Come migliorare le prestazioni partendo dal riscaldamento
Il riscaldamento (in inglese “warm-up”) è un momento fondamentale dell’allenamento in quanto serve a preparare i muscoli e le articolazioni allo sforzo cui verranno sottoposte.
La sua funzione è duplice: se da un lato è quella di aumentare l’afflusso di sangue (e quindi di ossigeno e nutrienti) ai tessuti che saranno interessati dallo sforzo, migliorandone il rendimento, dall’altra è quella di preparare la muscolatura di sostegno delle articolazioni all’aumento del carico di lavoro, prevenendo gli infortuni.
È evidente quindi come un corretto riscaldamento sia assolutamente necessario per ottenere il massimo dal proprio allenamento evitando di correre rischi.
È pratica comune fare una qualche forma di warm-up prima di allenarsi, ma è molto più raro che questo venga fatto nella maniera corretta.
La fase pre-allenamento deve essere mirata al tipo di sforzo che si sta per compiere, troppo spesso invece viene standardizzata ai 5-10 minuti di cyclette o di corsa lenta come fossero un jolly valido per tutto.
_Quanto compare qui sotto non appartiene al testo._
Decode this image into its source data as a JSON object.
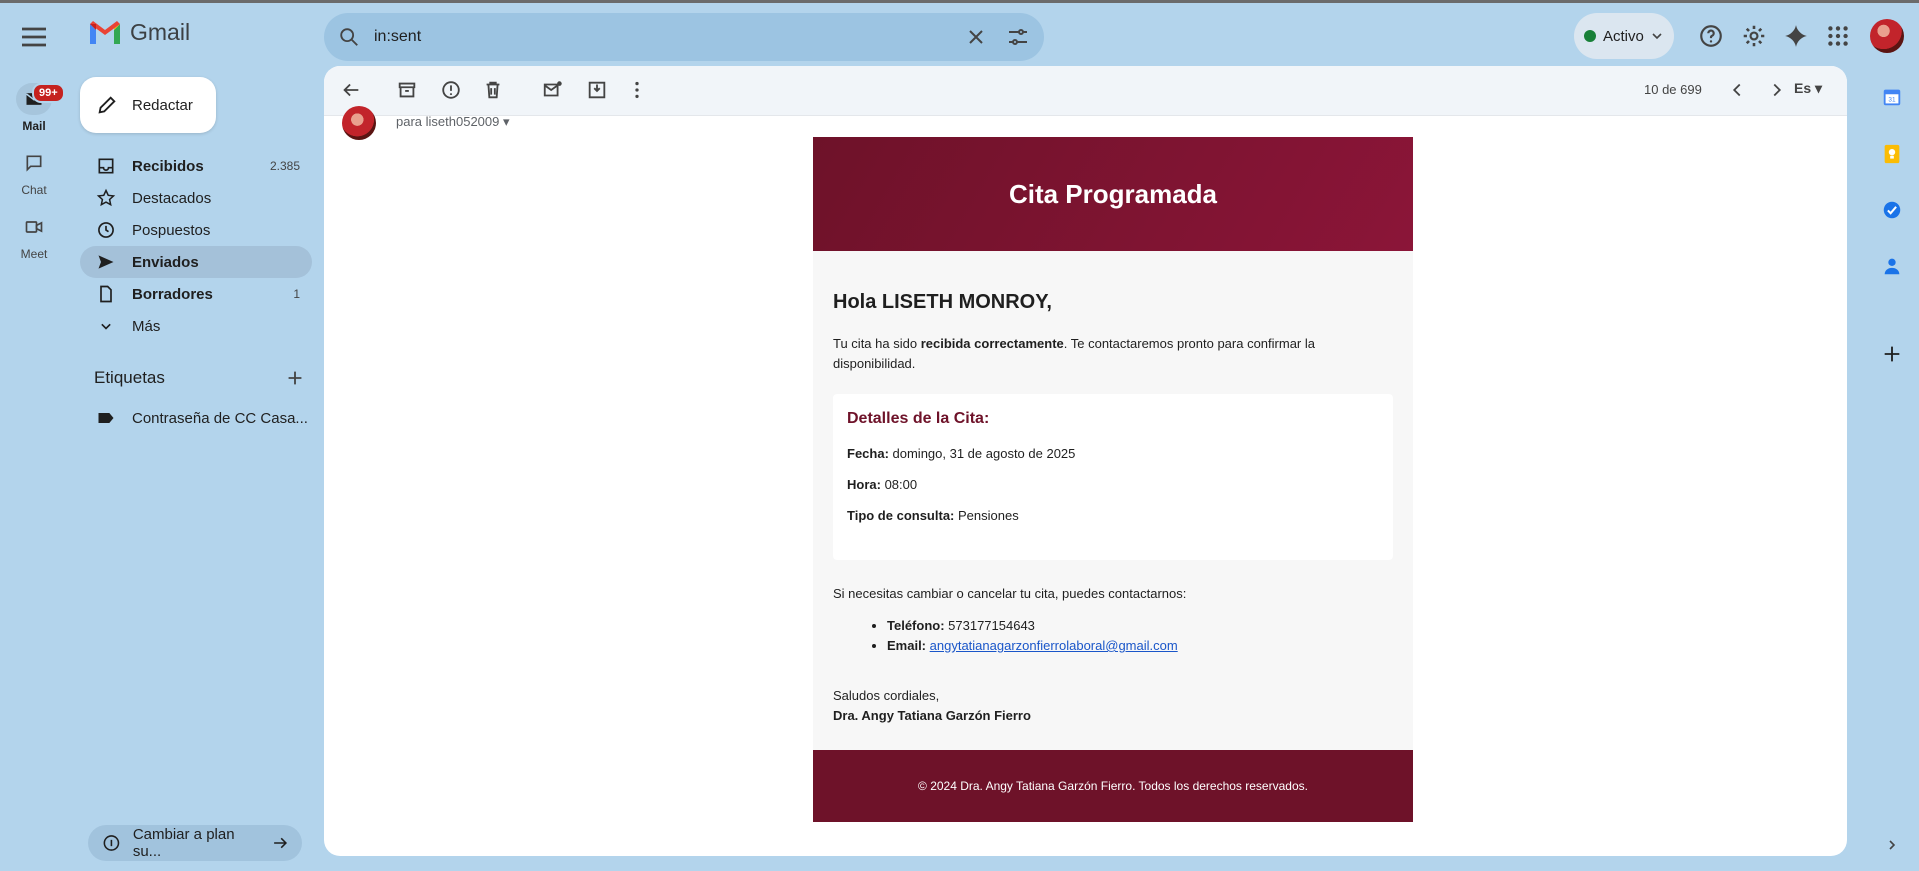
{
  "app": {
    "name": "Gmail"
  },
  "search": {
    "value": "in:sent"
  },
  "status": {
    "label": "Activo"
  },
  "rail": {
    "badge": "99+",
    "items": [
      {
        "label": "Mail"
      },
      {
        "label": "Chat"
      },
      {
        "label": "Meet"
      }
    ]
  },
  "compose": {
    "label": "Redactar"
  },
  "nav": [
    {
      "label": "Recibidos",
      "count": "2.385"
    },
    {
      "label": "Destacados",
      "count": ""
    },
    {
      "label": "Pospuestos",
      "count": ""
    },
    {
      "label": "Enviados",
      "count": ""
    },
    {
      "label": "Borradores",
      "count": "1"
    },
    {
      "label": "Más",
      "count": ""
    }
  ],
  "labels": {
    "title": "Etiquetas",
    "items": [
      {
        "label": "Contraseña de CC Casa..."
      }
    ]
  },
  "upgrade": {
    "label": "Cambiar a plan su..."
  },
  "toolbar": {
    "pager": "10 de 699",
    "lang": "Es"
  },
  "message": {
    "recipient": "para liseth052009",
    "header_title": "Cita Programada",
    "greeting": "Hola LISETH MONROY,",
    "intro_before": "Tu cita ha sido ",
    "intro_bold": "recibida correctamente",
    "intro_after": ". Te contactaremos pronto para confirmar la disponibilidad.",
    "details_title": "Detalles de la Cita:",
    "details": [
      {
        "label": "Fecha:",
        "value": " domingo, 31 de agosto de 2025"
      },
      {
        "label": "Hora:",
        "value": " 08:00"
      },
      {
        "label": "Tipo de consulta:",
        "value": " Pensiones"
      }
    ],
    "contact_intro": "Si necesitas cambiar o cancelar tu cita, puedes contactarnos:",
    "phone_label": "Teléfono:",
    "phone_value": " 573177154643",
    "email_label": "Email:",
    "email_value": "angytatianagarzonfierrolaboral@gmail.com",
    "closing": "Saludos cordiales,",
    "signature": "Dra. Angy Tatiana Garzón Fierro",
    "footer": "© 2024 Dra. Angy Tatiana Garzón Fierro. Todos los derechos reservados."
  },
  "colors": {
    "brand_header": "#8b1538",
    "brand_footer": "#6e1229",
    "background": "#b3d4ec",
    "active_nav": "#a4c1d9",
    "status_green": "#188038",
    "badge_red": "#c5221f"
  }
}
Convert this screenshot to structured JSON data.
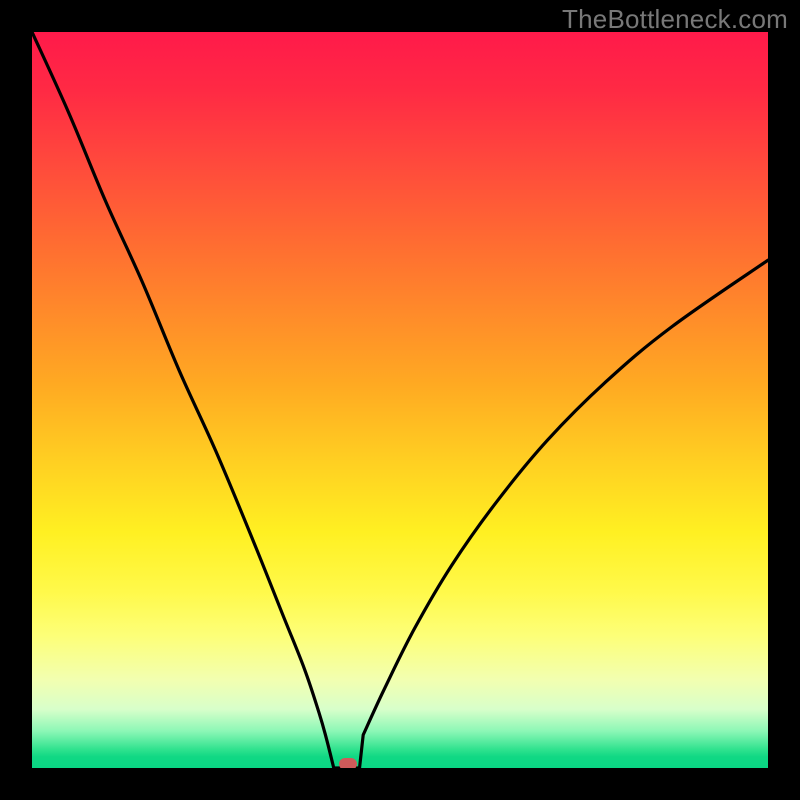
{
  "watermark": "TheBottleneck.com",
  "colors": {
    "frame": "#000000",
    "curve": "#000000",
    "marker": "#cf5a5a",
    "gradient_top": "#ff1a4a",
    "gradient_bottom": "#0ad684"
  },
  "chart_data": {
    "type": "line",
    "title": "",
    "xlabel": "",
    "ylabel": "",
    "xlim": [
      0,
      100
    ],
    "ylim": [
      0,
      100
    ],
    "grid": false,
    "legend": false,
    "x_min": 41,
    "marker": {
      "x": 43,
      "y": 0
    },
    "series": [
      {
        "name": "bottleneck_curve",
        "x": [
          0,
          5,
          10,
          15,
          20,
          25,
          30,
          34,
          37,
          39,
          40,
          41,
          43,
          45,
          48,
          52,
          57,
          63,
          70,
          78,
          87,
          100
        ],
        "y": [
          100,
          89,
          77,
          66,
          54,
          43,
          31,
          21,
          13.5,
          7.5,
          4,
          0,
          0,
          4.5,
          11,
          19,
          27.5,
          36,
          44.5,
          52.5,
          60,
          69
        ]
      }
    ],
    "flat_bottom": {
      "x_start": 41,
      "x_end": 44.5,
      "y": 0
    }
  }
}
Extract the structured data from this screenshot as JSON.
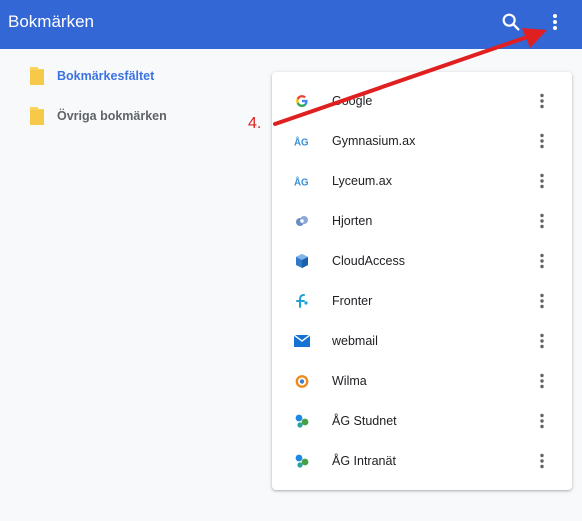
{
  "header": {
    "title": "Bokmärken",
    "icons": {
      "search": "search-icon",
      "menu": "more-vert-icon"
    },
    "color": "#3367d6"
  },
  "sidebar": {
    "items": [
      {
        "label": "Bokmärkesfältet",
        "icon": "folder-icon",
        "selected": true
      },
      {
        "label": "Övriga bokmärken",
        "icon": "folder-icon",
        "selected": false
      }
    ]
  },
  "bookmarks": [
    {
      "name": "Google",
      "favicon": "google-icon"
    },
    {
      "name": "Gymnasium.ax",
      "favicon": "ag-icon"
    },
    {
      "name": "Lyceum.ax",
      "favicon": "ag-icon"
    },
    {
      "name": "Hjorten",
      "favicon": "hjorten-icon"
    },
    {
      "name": "CloudAccess",
      "favicon": "cloudaccess-icon"
    },
    {
      "name": "Fronter",
      "favicon": "fronter-icon"
    },
    {
      "name": "webmail",
      "favicon": "mail-icon"
    },
    {
      "name": "Wilma",
      "favicon": "wilma-icon"
    },
    {
      "name": "ÅG Studnet",
      "favicon": "studnet-icon"
    },
    {
      "name": "ÅG Intranät",
      "favicon": "intranet-icon"
    }
  ],
  "annotation": {
    "label": "4.",
    "color": "#e02020"
  }
}
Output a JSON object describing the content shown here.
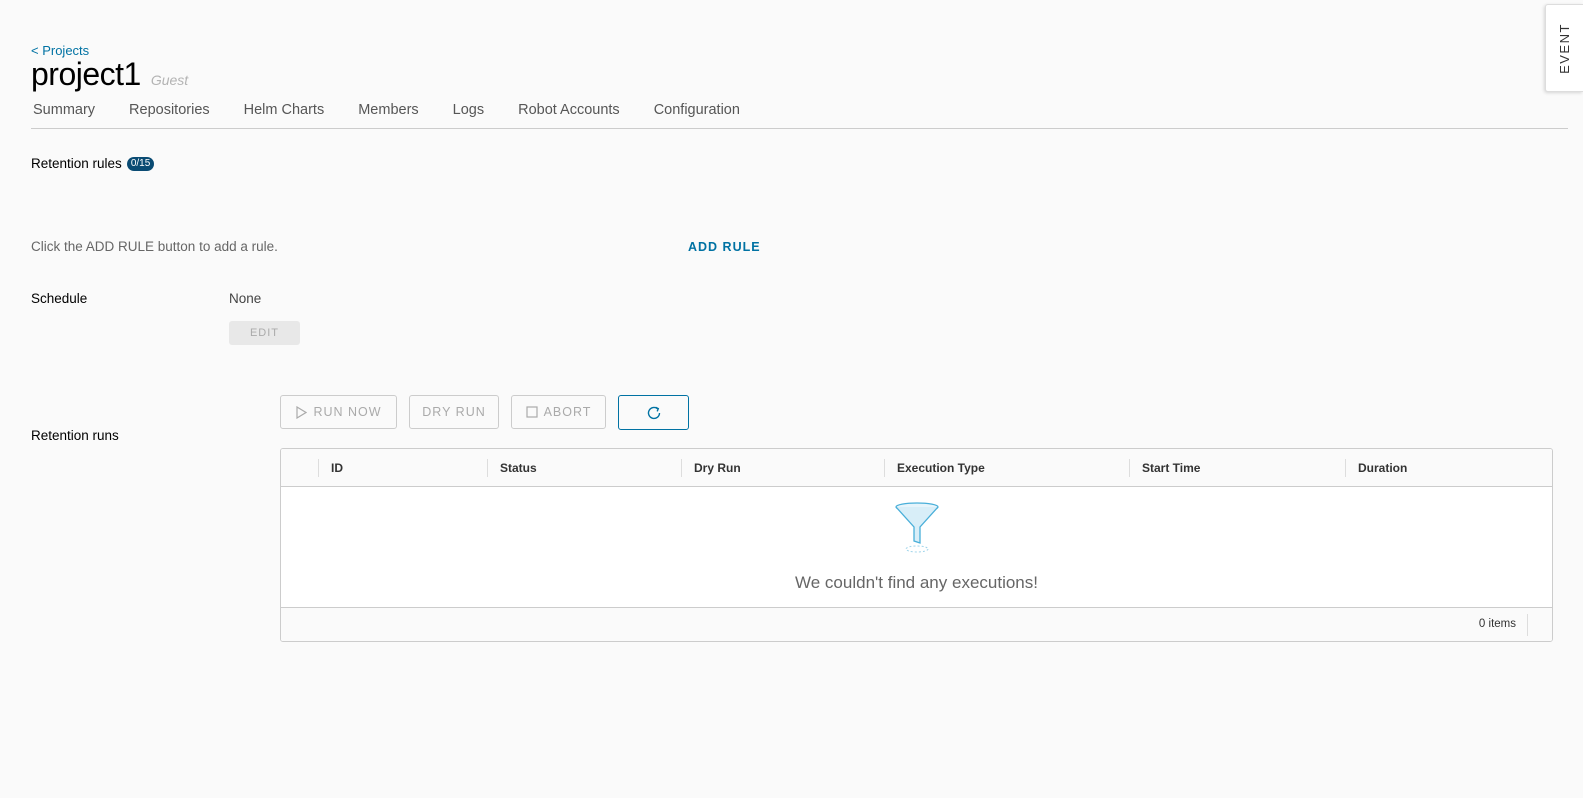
{
  "header": {
    "back_link": "< Projects",
    "project_name": "project1",
    "role": "Guest"
  },
  "tabs": [
    {
      "label": "Summary"
    },
    {
      "label": "Repositories"
    },
    {
      "label": "Helm Charts"
    },
    {
      "label": "Members"
    },
    {
      "label": "Logs"
    },
    {
      "label": "Robot Accounts"
    },
    {
      "label": "Configuration"
    }
  ],
  "event_tab": {
    "label": "EVENT"
  },
  "retention_rules": {
    "label": "Retention rules",
    "badge": "0/15",
    "hint": "Click the ADD RULE button to add a rule.",
    "add_rule_label": "ADD RULE"
  },
  "schedule": {
    "label": "Schedule",
    "value": "None",
    "edit_label": "EDIT"
  },
  "runs": {
    "label": "Retention runs",
    "run_now_label": "RUN NOW",
    "dry_run_label": "DRY RUN",
    "abort_label": "ABORT",
    "columns": [
      "ID",
      "Status",
      "Dry Run",
      "Execution Type",
      "Start Time",
      "Duration"
    ],
    "empty_message": "We couldn't find any executions!",
    "items_count": "0 items"
  },
  "colors": {
    "accent": "#0072a3",
    "badge_bg": "#0a4b73",
    "background": "#fafafa"
  },
  "icons": {
    "run_now": "play-icon",
    "abort": "stop-icon",
    "refresh": "refresh-icon",
    "empty": "funnel-icon"
  }
}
L’incremento dell’afflusso di sangue e la preparazione allo sforzo devono avvenire nei distretti che saranno oggetto dello sforzo stesso: converrete che scaldare i quadricipiti con la cyclette per poi mettersi su una panca piana ad allenare il petto è del tutto privo di logica in questo senso.
Un altro errore comune quando si tratta di riscaldamento è quello di fare troppo o troppo poco: nel primo caso i muscoli risulteranno affaticati già prima di iniziare l’allenamento portando ad una performance mediocre, nel secondo non saranno sufficientemente pronti a sopportare e supportare il carico, esponendo al rischio di infortuni.
Per tutti questi motivi è importante che il warm-up sia svolto con la più alta intensità che non affatichi. Solo così si raggiunge il target di aumentare l’afflusso ematico e massimizzare quindi la performance durante l’allenamento.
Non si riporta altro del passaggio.